Ce qui marche à l'échelle d'un immeuble
Un traitement seul ne tient jamais. Ce qui produit un résultat durable, c'est la combinaison de trois choses, et les deux premières ne coûtent presque rien.
- Supprimer la ressource : conteneurs à couvercle en bon état, sortis et rentrés aux horaires, local poubelles lavé, sacs jamais posés à même le sol, aucun nourrissage d'oiseaux ou de chats dans la cour.
- Fermer les accès : bas de portes du local poubelles et des caves équipés de barres métalliques, soupiraux grillagés à maille fine, passages de canalisations obturés, regards et siphons étanches. C'est l'étape que presque toutes les copropriétés sautent.

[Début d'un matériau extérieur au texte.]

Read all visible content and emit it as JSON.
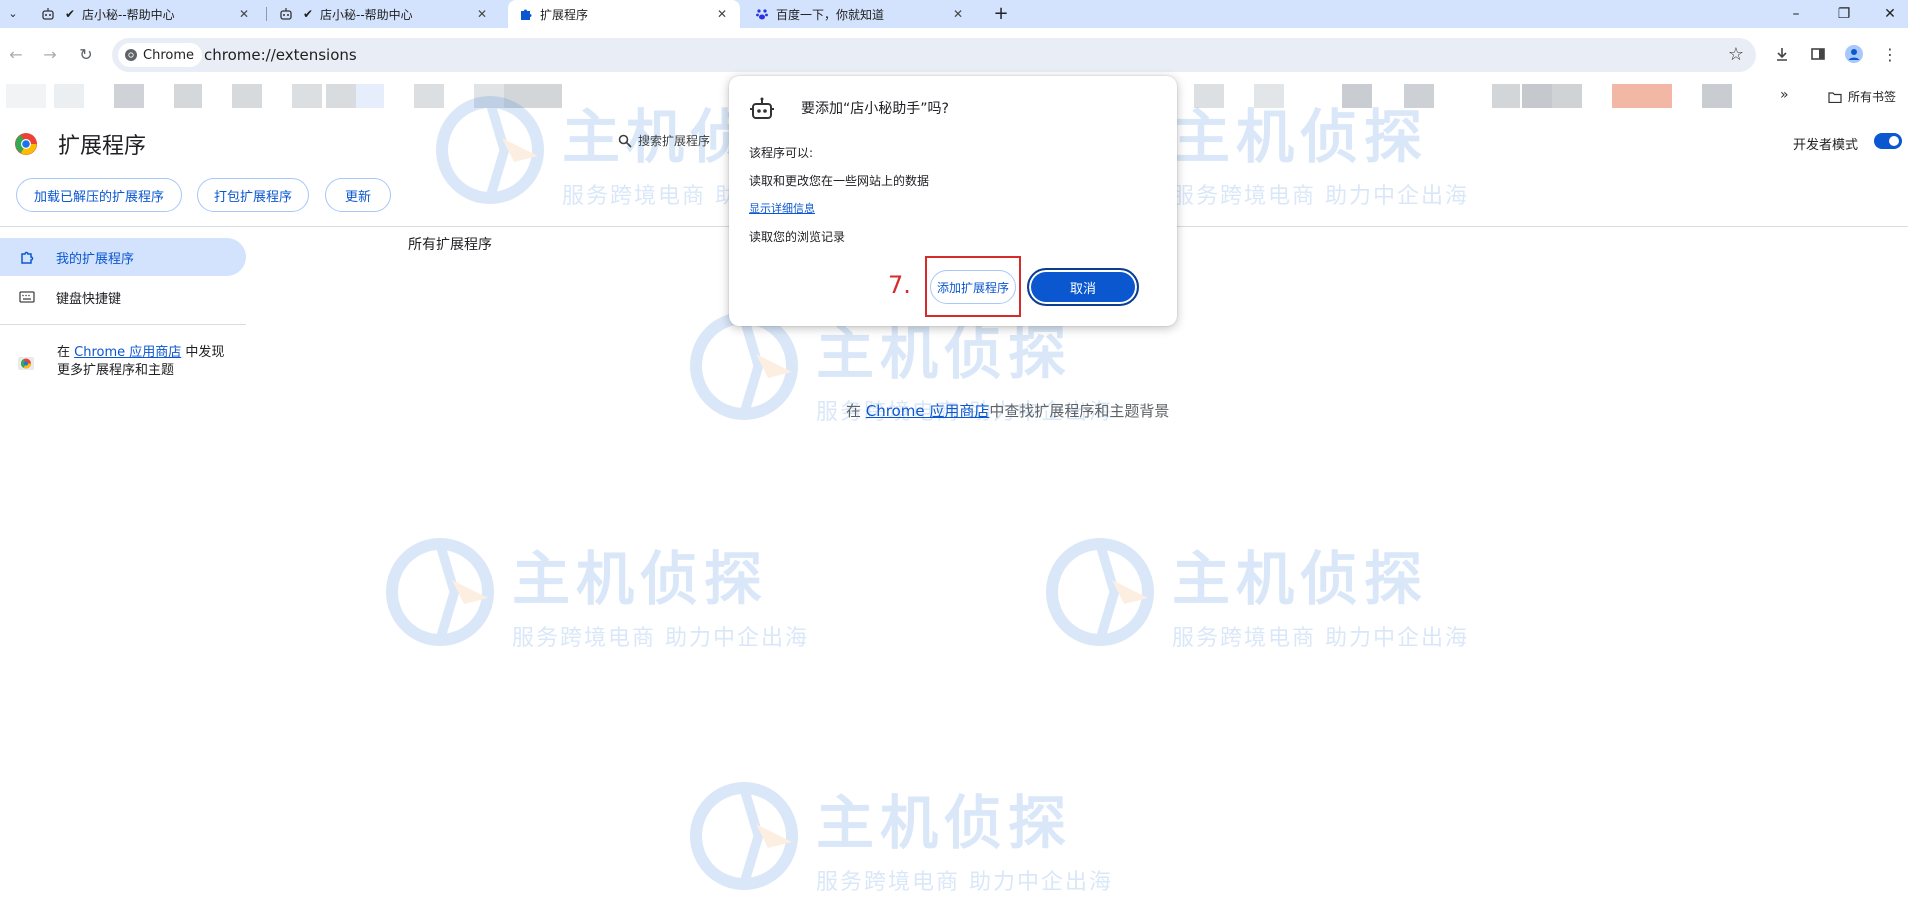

- Traiter les cheminements : postes d'appâtage sécurisés et cartographiés dans les communs, relevés à chaque visite, avec un rapport écrit. Un contrat de visites périodiques vaut mieux qu'une intervention ponctuelle : la pression extérieure, elle, est permanente.
Ce qu'il ne faut pas faire
- Poser des raticides en libre accès dans une cour, une cave ou un local commun : c'est dangereux pour les enfants et les animaux, et les cadavres attirent mouches et dermestes.
- Boucher un terrier sans traitement préalable : les animaux ressortent ailleurs, souvent à l'intérieur.
- Nourrir les oiseaux dans la cour. C'est le geste qui alimente le plus sûrement une population de rongeurs, et il est de toute façon proscrit à Paris.
- Attendre que ça passe. Une colonie qui trouve gîte et couvert ne s'en va pas d'elle-même.
Dans votre logement
Si des rongeurs sont entrés chez vous, la démarche est la même que pour les souris, avec deux différences : le rat est néophobe (il évite plusieurs jours tout objet nouveau, ce qui impose de laisser les pièges non armés et appâtés pendant deux à trois nuits avant de les armer) et il passe par des ouvertures plus grandes, à partir de vingt millimètres.
Supprimez la nourriture accessible, cherchez les traces de gras le long des plinthes, piégez sur les couloirs identifiés, et ne fermez les passages qu'une fois les captures terminées.
À retenir
Les rats remontent quand il y a de quoi manger et où se loger. Un local poubelles bien tenu et des accès obturés font plus qu'un traitement isolé, et tout signalement au syndic doit être écrit.